The quest to produce printable electronics has been attempted by many different companies without a clear winner yet to be announced. Hewlett Packard used metal salts and water in an inkjet printer to create a printable liquid that dried into a conductive surface. That project is still being refined. A group of researchers at Merck, PARC (a Xerox company), and Stanford developed organic polymers with conductive properties that could be applied like ink. Again, that technology and related work is still in development. Shapeways recently debuted a stainless steel material which is the first such conducting medium in 3D printing. So where are all the paper thin e-books, the smart bandages, the clothing that computes?

Like Track and Field at the Olympics after a hurricane, the path to printable circuits is littered with hurdles. First, you have to print not just conductors, but also semiconductors, and dielectric mediums. You have to overcome the increased electrical resistance inherent in any ultrathin conductor. You have to get the conducting medium to bend easily but not break. Everything has to print easily, accurately, and precisely enough to build reliable circuits. The list goes on and on. And it’s all got to be cheap and relatively simple to use.

Xerox has cleared many of these hurdles. Silver is already one of the best conductors humans have, and this new silver ink has been adapted to provide even less electrical resistance. Variations on the formation of the silver reportedly allow Xerox to print conductors, semiconductors, and dielectrics. Insulation would come from the background medium of plastic or fabric. Most impressively, the new ink melts around 140°C, less than the 150°C for many industrial plastics. This means that the ink can be melted and applied without deforming the base material. Xerox is already soliciting development partnerships from other corporations. Interested businesses can apply to Xerox for samples of the new product.

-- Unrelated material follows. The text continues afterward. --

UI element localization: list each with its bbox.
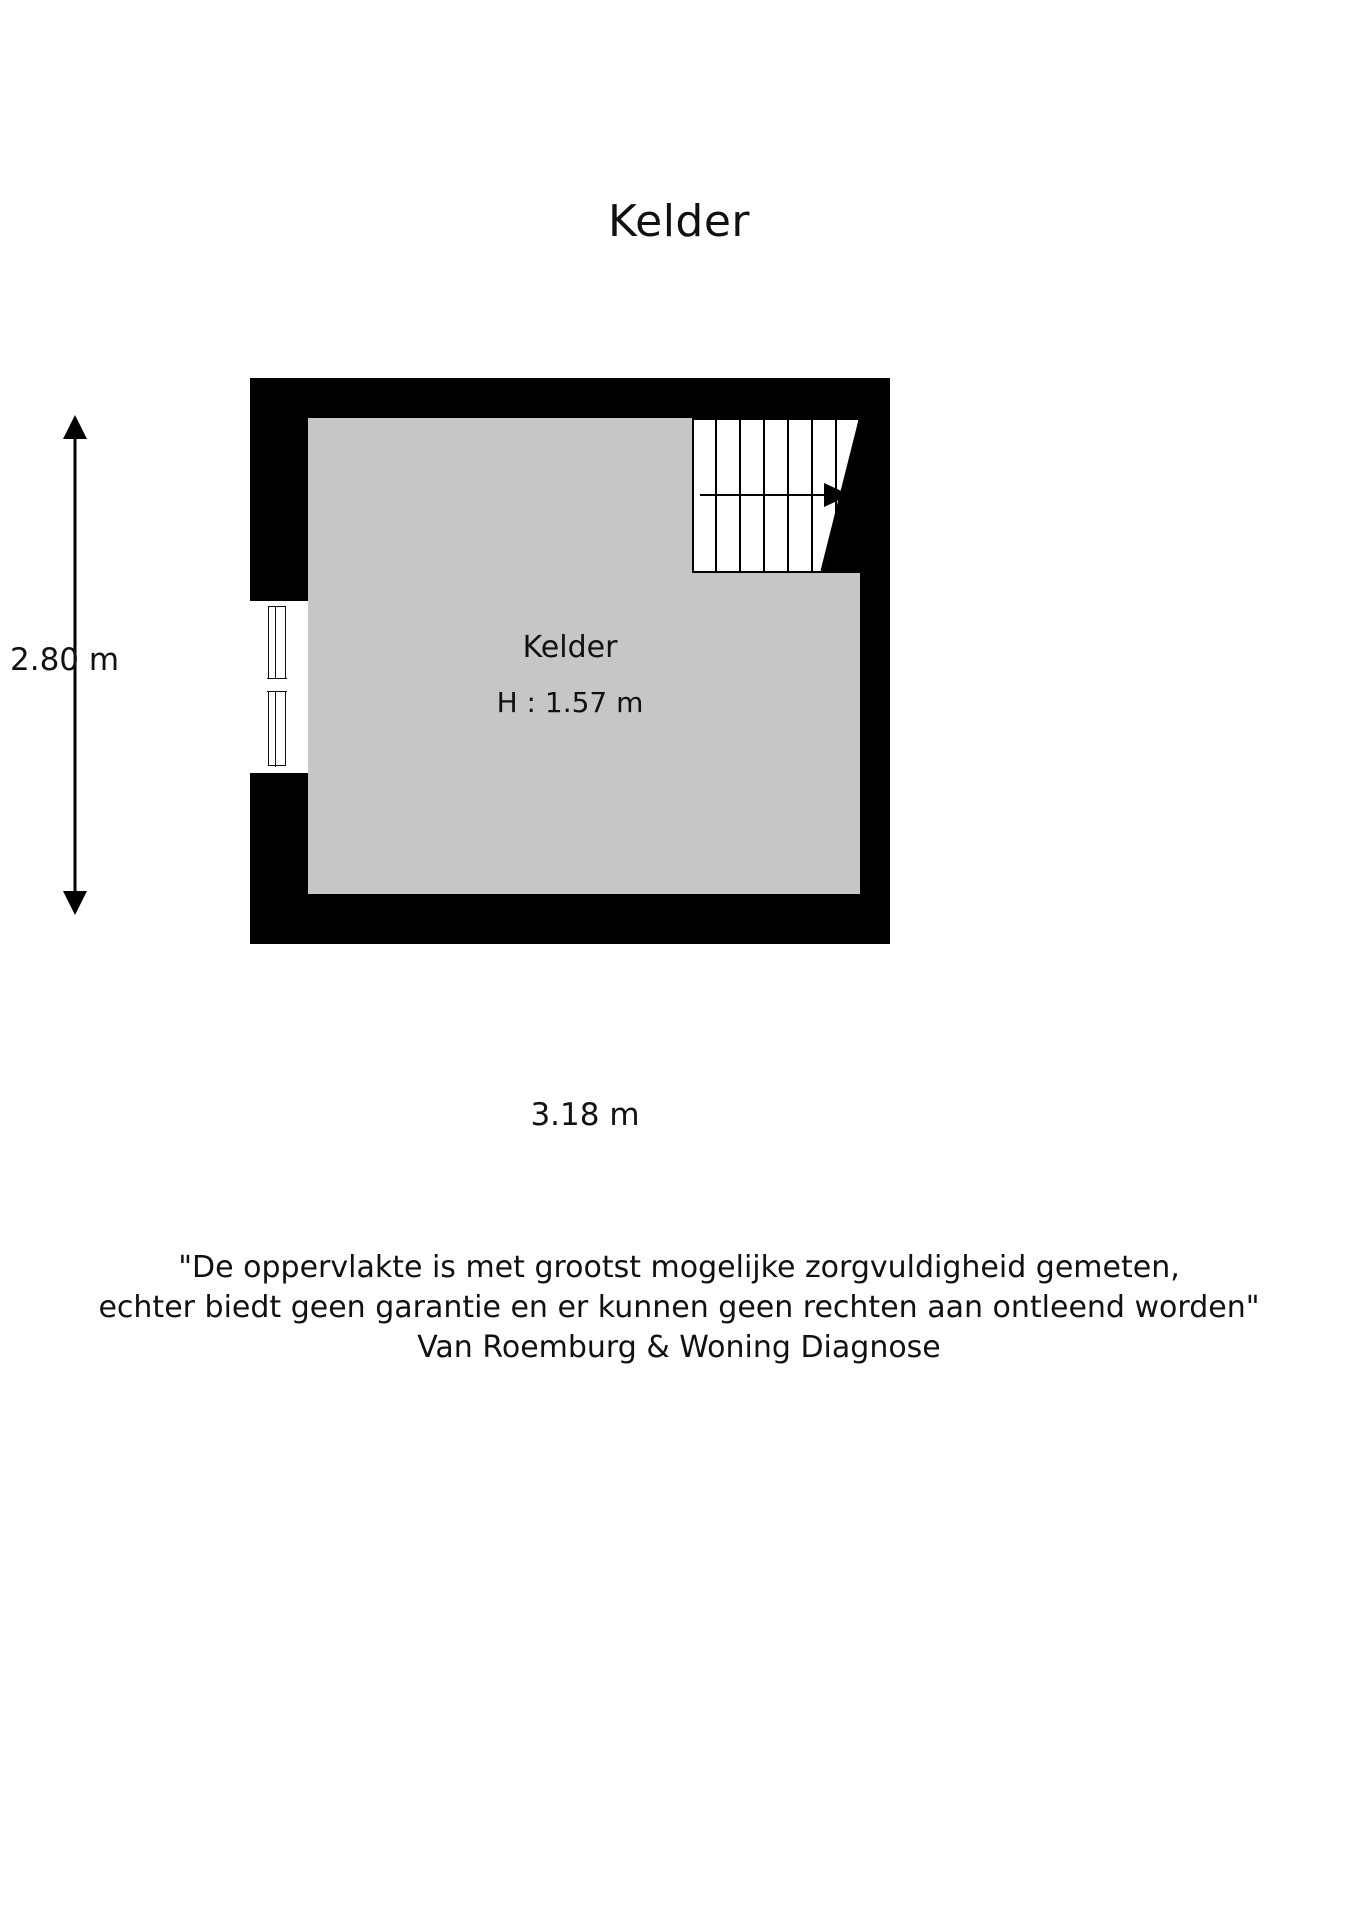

All of these are great accomplishments, but I fear that while Xerox may have more potential than many competing projects, it is still a long ways from actualization. When they present not just a new material and method of printing, but a printing system that can be mass produced, then I will be ready to declare an Epic Win in their favor. Until then, I will be dreaming up new inventions based on thin-film circuits. Best to be ready for what might be one of the most powerful technologies of the 21st century.